Serão necessários R$ 20 bilhões por ano, durante 10 anos,para a população ter acesso a água e tratamento de esgoto
As carências brasileiras de saneamento básico, como se sabe, constituem enorme desafio. As estimativas indicam que serão necessários investimentos de 20 bilhões de reais por ano, durante 10 anos, para que a população tenha acesso a água e coleta e tratamento de esgoto.
Evidentemente o Estado não terá recursos para tanto. Assim, aumentam os casos de concessão desse serviço público a empresas privadas, mediante licitação. Sendo o serviço municipal, já são vários os municípios que tomam a iniciativa de interessar investidores privados no que pode ser para eles uma oportunidade de negócio.
Nesse contexto fático é que importa analisar a Lei nº 11.445, de 5 de janeiro de 2007, que constitui o marco federal sobre o tema e que ainda não foi regulada por decreto do Poder Executivo que cobrisse as suas lacunas de execução, algumas delas assumindo importância para a prática cotidiana do contrato de concessão.
O referido diploma legal, em seu artigo 2º, traz os princípios fundamentais da prestação dos serviços, entre os quais incumbe destacar a "universalidade de acesso" (inciso I), a "disponibilidade" (inciso IV) e a "eficiência e sustentação econômica" (inciso VII).
Quando celebra o contrato de concessão, o Estado não transfere o serviço, pois isso seria constitucionalmente proibido, mas apenas delega a sua execução, mantendo-se como responsável final. O concessionário, a seu turno, se obriga a executar as obras e os serviços previstos no contrato segundo volumes e cronograma dele constante. Portanto, a "universalidade" e a "disponibilidade" só serão alcançadas depois de cumprido o cronograma, que tem natureza técnica, independentemente de seu custo. A jurisprudência tem tido dificuldade de lidar com as questões que decorrem do não-atendimento a esses dois requisitos, havendo julgados que obrigam os concessionários a atender usuários, ainda que não haja rede instalada, pois sua construção nos termos do contrato só ocorreria depois de certo tempo.

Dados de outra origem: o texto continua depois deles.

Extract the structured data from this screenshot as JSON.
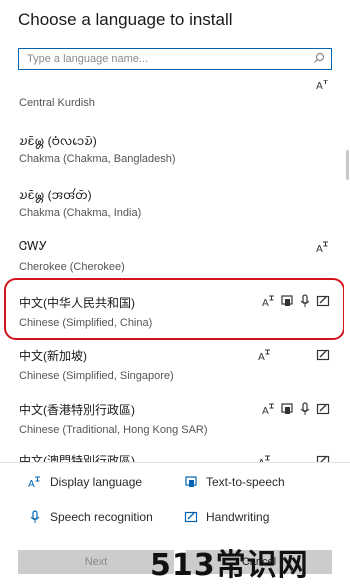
{
  "dialog": {
    "title": "Choose a language to install"
  },
  "search": {
    "placeholder": "Type a language name..."
  },
  "languages": [
    {
      "native": "",
      "english": "Central Kurdish"
    },
    {
      "native": "𑄌𑄋𑄴𑄟𑄳𑄦 (𑄝𑄁𑄣𑄘𑄬𑄌𑄴)",
      "english": "Chakma (Chakma, Bangladesh)"
    },
    {
      "native": "𑄌𑄋𑄴𑄟𑄳𑄦 (𑄞𑄢𑄧𑄖𑄴)",
      "english": "Chakma (Chakma, India)"
    },
    {
      "native": "ᏣᎳᎩ",
      "english": "Cherokee (Cherokee)"
    },
    {
      "native": "中文(中华人民共和国)",
      "english": "Chinese (Simplified, China)"
    },
    {
      "native": "中文(新加坡)",
      "english": "Chinese (Simplified, Singapore)"
    },
    {
      "native": "中文(香港特別行政區)",
      "english": "Chinese (Traditional, Hong Kong SAR)"
    },
    {
      "native": "中文(澳門特別行政區)",
      "english": ""
    }
  ],
  "legend": {
    "display_language": "Display language",
    "text_to_speech": "Text-to-speech",
    "speech_recognition": "Speech recognition",
    "handwriting": "Handwriting"
  },
  "footer": {
    "next": "Next",
    "cancel": "Cancel"
  },
  "watermark": {
    "text": "513常识网"
  },
  "colors": {
    "accent": "#0063b1",
    "highlight_ring": "#d4141b"
  }
}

Uma discussão que tem havido é a da aplicabilidade do Código de Defesa do Consumidor (CDC) aos usuários, especialmente seus artigos 22 (continuidade do serviço essencial) e 42 (impossibilidade de constrangimento em casos de interrupção do serviço). Para uma corrente, a presença desses dois dispositivos faria com que a concessionária não pudesse se furtar da obrigação de fornecer água, ainda que a rede não estivesse pronta ou o consumidor a ela ligado.
Para outro grupo, sendo o CDC uma norma geral e a Lei nº 11.445 uma lei especial, deve ser aplicada a que regula o assunto especificamente. Mesmo esse grupo, entretanto, reconhece a aplicabilidade do CDC, variando apenas a sua intensidade. Ora, essa aplicabilidade viria a reforçar a idéia de que o usuário tem direito ao serviço em qualquer hipótese.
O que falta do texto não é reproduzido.